WHY YOUR CIBIL SCORE DROPPED? 5 REASONS TO KNOW
The eligibility to get a loan is highly dependent on your CIBIL score. It is one of the most significant factors that lenders look for when sanctioning a loan. An ideal credit score value must be above 700 so that you can apply for a loan from a reputed lender. If it is lower than the required value, then there are several ways you can try to improve your credit score fast.
You may be saddened to see your credit score dip even when you are paying your EMI’S, bills, or any other payments on time. There are many reasons why your credit score may have dipped recently. Even getting approved for new credit can negatively affect your credit score.
One should keep in mind that the credit score is not just a fixed number and it keeps changing from time to time. We have curated a list of many potential explanations that may help you understand why your credit score drops and how you can address each of them.
1. RECENTLY APPLIED FOR A LOAN
When you apply for a loan, lenders pull out a hard inquiry on your credit report to evaluate how well you manage your finances. They also do this to check whether you are regular with your repayments before lending you a loan. A hard inquiry made by the lenders may temporarily lower your credit score. However, you can lower this risk by making regular payments of your EMIs.
Applying for a loan and repaying the credit on time is one of the most successful tips to build your credit score. Hard inquiries are not so bad and are okay if done in moderation. However, to minimize the number of hard inquiries on your credit report do this:
- Try comparing between different lenders first and choose the best one for applying for a loan
- Do not apply for several loans at a time
- Research properly and choose a lender that best suits your eligibility, requirements, and budget
- If you want to apply for multiple loans, spread your applications out over time and wait as long as possible while applying for a loan
- Apply for a loan only when require especially if your score is already low
2. RECENTLY MADE AN EXPENSIVE PURCHASE ON CREDIT CARD
To avoid paying the entire cost upfront, many people use their credit cards to make large purchases. This could leave a large balance on your credit card and a high credit utilization rate, thus, reducing your credit score. You must keep your credit utilization rate to the minimum since using most of your available credit limit can pose you as a high-risk borrower. Minimum credit utilization is around 30-40%. Utilizing your credit limit above this value can make lenders reluctant to sanction a loan amount.
Ensure that you pay off your credit card bill before the end of the billing cycle, especially when a large purchase is made. Because carrying a large balance on your credit card will increase your credit utilization rate and cost you a high-interest rate.
3. MISSING YOUR LOAN EMI
Lenders check your payment history before offering you a loan. So, it is one of the most critical factors that determine your credit score. Missing a single loan EMI can immediately negatively impact your credit score. Also, lenders pay more attention to your repayment habit while lending a loan. If you miss your repayments, lenders may consider you a high-risk borrower and may hesitate to provide you with the loan.

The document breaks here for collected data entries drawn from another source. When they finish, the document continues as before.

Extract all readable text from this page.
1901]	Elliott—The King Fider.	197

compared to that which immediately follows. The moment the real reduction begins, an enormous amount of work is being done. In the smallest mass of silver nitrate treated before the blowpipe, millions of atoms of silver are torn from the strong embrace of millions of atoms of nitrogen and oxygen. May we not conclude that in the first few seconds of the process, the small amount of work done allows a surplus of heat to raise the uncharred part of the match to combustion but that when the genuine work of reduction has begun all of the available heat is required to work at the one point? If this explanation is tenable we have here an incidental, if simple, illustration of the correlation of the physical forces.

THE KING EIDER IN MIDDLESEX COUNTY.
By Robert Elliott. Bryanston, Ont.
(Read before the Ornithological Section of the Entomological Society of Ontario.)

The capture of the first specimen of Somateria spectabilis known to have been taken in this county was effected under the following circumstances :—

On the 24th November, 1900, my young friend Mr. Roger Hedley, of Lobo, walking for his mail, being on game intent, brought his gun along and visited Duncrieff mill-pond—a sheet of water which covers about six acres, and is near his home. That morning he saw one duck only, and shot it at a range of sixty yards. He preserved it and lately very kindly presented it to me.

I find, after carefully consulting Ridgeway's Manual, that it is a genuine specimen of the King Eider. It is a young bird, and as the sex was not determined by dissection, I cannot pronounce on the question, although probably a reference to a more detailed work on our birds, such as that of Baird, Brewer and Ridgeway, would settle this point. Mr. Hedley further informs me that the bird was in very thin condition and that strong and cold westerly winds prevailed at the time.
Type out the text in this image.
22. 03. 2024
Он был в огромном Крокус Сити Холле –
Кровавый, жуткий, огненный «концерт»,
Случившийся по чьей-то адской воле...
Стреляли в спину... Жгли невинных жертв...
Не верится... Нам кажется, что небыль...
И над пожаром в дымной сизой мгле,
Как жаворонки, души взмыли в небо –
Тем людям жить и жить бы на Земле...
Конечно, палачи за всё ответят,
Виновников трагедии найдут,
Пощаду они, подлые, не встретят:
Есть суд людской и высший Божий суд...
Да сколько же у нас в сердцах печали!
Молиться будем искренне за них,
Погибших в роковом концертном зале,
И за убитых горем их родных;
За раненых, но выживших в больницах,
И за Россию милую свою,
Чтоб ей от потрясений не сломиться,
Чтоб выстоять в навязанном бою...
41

Not paying EMI on time or missing them can cause a drop in your CIBIL score. However, you can quickly retrieve it by making the payment early along with the interest rate charges for late payment. A good history of repayment means an excellent CIBIL score.
4. PAYING OFF AN EXISTING LOAN
Paying off your credit card balance may undoubtedly increase your CIBIL score. However, if you are paying off an installment debt, you may observe a drop in your CIBIL score. This is because paying off a loan means one less loan to pay and a low credit score. On the other hand, having different types of credit under your profile, including secured, unsecured, short-term, or long-term loans, can make a large percentage of your credit score since it shows that you can manage different types of credit responsibly.
Make sure you do not avoid paying off your loans due to the fear of losing your credit limit. Being debt-free can improve your financial health and retain your loans.
5. CLOSING AN OLD CREDIT CARD
Closing an old credit card can significantly hurt your overall credit score. It not only brings down your overall available credit limit but also reduces the credit history age. Remember, the older your credit history, the larger the percentage of your CIBIL score. This is why many experts suggest starting building credit from an early age and retaining old cards and bank accounts even if you are no longer using them. The more extended your credit history you can keep, the better it is for your score.
So, now that you have learned the top 5 reasons for your CIBIL score drop. Make sure you keep all these points in mind to get a loan quickly. Remember that most CIBIL score dips are temporary and easy to recover. Keep a check on your CIBIL score from time to time and be alert whenever you suddenly notice a reduction in your score.